Fifth of Firms Start Up for less than £1,000
A fifth of small-business owners started their firm with less than £1,000, new research from a telecommunications firm has highlighted.
The XLN Telecom study of 500 entrepreneurs, which looked at how business owners funded their operation, also found that the majority (64 per cent) had drawn money from their personal savings to get up and running.
Bank loans were the next most popular route (27 per cent), while one in fifteen had been helped by friends and family. Just four per cent had received support from investors at the start-up stage.
“Many of the most successful businesses are founded on minimal start-up capital saved or borrowed from friends and family,” said XLN Telecom founder, Christian Nellemann.
“The popularity of shows such as Dragons’ Den highlights that Britain is a nation of entrepreneurs, comfortable to take on the risks of going it alone.”

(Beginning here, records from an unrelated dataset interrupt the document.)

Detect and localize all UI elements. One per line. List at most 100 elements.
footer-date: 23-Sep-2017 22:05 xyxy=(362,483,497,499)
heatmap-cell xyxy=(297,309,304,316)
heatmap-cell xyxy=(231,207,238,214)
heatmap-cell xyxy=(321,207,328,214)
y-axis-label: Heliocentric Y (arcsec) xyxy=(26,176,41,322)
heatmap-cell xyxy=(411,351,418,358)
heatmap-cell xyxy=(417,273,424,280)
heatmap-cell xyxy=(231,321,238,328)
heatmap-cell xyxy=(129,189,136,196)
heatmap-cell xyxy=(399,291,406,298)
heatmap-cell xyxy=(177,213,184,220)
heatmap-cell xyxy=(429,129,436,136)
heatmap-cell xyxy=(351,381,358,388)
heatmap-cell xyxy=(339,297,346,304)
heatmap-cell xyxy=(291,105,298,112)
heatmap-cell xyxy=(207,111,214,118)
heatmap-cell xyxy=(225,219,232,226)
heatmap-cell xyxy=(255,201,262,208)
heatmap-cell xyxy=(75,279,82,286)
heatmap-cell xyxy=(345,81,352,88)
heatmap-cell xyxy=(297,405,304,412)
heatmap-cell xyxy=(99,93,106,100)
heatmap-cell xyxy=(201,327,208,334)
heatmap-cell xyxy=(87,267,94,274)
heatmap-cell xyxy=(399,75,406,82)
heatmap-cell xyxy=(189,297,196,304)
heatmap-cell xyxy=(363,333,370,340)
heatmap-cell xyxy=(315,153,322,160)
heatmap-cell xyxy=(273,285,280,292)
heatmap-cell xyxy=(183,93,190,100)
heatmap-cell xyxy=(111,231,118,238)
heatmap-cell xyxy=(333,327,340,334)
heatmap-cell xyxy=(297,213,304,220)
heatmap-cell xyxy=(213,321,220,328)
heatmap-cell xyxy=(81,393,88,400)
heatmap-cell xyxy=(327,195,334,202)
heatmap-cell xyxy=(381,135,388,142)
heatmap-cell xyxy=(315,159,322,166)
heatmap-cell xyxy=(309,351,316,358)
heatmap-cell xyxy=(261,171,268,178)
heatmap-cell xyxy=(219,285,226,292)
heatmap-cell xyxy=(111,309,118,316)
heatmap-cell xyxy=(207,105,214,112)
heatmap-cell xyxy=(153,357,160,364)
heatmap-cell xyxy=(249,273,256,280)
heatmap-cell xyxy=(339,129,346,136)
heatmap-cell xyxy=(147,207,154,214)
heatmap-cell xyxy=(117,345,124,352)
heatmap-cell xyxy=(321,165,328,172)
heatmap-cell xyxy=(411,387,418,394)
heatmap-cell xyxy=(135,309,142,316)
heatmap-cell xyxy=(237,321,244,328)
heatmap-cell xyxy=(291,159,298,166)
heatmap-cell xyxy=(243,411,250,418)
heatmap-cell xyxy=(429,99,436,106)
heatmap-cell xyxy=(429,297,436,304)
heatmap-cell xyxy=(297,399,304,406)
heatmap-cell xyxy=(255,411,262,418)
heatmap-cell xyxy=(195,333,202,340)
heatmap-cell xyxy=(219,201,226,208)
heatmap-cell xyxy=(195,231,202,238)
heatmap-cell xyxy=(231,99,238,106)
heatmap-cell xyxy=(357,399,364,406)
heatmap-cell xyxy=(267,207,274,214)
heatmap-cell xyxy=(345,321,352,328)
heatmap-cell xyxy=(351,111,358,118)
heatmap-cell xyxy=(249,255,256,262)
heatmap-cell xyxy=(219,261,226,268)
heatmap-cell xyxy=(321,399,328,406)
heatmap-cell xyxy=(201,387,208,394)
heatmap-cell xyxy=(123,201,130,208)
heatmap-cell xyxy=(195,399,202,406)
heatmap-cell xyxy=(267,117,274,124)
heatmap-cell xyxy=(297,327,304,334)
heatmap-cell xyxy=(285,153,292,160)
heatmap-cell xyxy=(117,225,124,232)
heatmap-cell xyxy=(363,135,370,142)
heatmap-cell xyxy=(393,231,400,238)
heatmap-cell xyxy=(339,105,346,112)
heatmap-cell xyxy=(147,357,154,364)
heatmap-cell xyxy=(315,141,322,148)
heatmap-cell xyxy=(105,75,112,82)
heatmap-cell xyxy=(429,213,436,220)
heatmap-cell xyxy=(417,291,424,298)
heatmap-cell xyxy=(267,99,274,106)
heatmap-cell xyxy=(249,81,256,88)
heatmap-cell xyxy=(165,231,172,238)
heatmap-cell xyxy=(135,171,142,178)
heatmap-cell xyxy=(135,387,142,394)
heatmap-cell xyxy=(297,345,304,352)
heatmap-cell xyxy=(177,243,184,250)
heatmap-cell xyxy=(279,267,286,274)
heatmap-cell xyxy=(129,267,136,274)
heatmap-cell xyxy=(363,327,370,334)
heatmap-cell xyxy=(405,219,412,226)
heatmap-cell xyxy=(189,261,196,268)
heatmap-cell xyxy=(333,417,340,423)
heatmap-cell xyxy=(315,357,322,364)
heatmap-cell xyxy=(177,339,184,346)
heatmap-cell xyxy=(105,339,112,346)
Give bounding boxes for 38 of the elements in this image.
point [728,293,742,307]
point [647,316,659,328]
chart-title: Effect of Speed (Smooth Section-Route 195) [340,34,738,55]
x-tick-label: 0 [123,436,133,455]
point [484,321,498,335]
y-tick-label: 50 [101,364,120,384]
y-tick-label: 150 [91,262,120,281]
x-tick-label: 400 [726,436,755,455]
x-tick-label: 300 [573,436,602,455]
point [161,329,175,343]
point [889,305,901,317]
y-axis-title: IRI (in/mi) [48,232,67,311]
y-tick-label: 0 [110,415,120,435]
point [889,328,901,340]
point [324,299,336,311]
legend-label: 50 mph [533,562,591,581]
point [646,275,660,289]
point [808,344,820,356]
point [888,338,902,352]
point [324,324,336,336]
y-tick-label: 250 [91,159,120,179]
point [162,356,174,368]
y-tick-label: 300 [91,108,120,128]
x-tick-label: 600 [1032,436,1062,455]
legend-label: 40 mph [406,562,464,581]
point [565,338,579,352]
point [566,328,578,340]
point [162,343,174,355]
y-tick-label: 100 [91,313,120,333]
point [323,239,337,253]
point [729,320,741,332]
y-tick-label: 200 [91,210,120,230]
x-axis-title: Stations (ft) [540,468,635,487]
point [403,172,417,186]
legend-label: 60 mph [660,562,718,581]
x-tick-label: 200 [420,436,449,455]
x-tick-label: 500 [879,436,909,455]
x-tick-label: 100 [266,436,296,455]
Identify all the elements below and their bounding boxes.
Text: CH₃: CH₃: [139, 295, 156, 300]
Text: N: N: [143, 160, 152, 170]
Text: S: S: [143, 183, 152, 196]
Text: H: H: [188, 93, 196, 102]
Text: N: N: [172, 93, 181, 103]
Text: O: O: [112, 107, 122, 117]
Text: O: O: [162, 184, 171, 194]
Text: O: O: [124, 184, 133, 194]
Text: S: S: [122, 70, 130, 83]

According to Kevin Horne, chief executive of business support agency NWES, starting a business does not necessarily require huge amounts of initial investment.
“This is particularly true for web-based businesses or where a new venture relies upon an individual’s trade — such as painting and decorating or hairdressing. The person is likely to already own the tools of the trade and be able to draw on their contacts.”
Horne added that the biggest expense for most start-ups was likely to be their premises.
“It may be more sensible to look at working from home at first, or using ‘virtual’ office space which gives you a business address without the overheads,” he said. “Until you get established, the priority should be to save every penny.
“Budding entrepreneurs should also carry out as much market research as possible beforehand, while advice agencies like Business Link could help those looking for support with a business plan and realistic costings.”
He said poor financial control was the biggest pitfall for most early stage businesses.
“Credit control is the area most people hate, but it’s one of the most important. The biggest number of business failures is down to cashflow drying up, so making sure you get paid is vital.”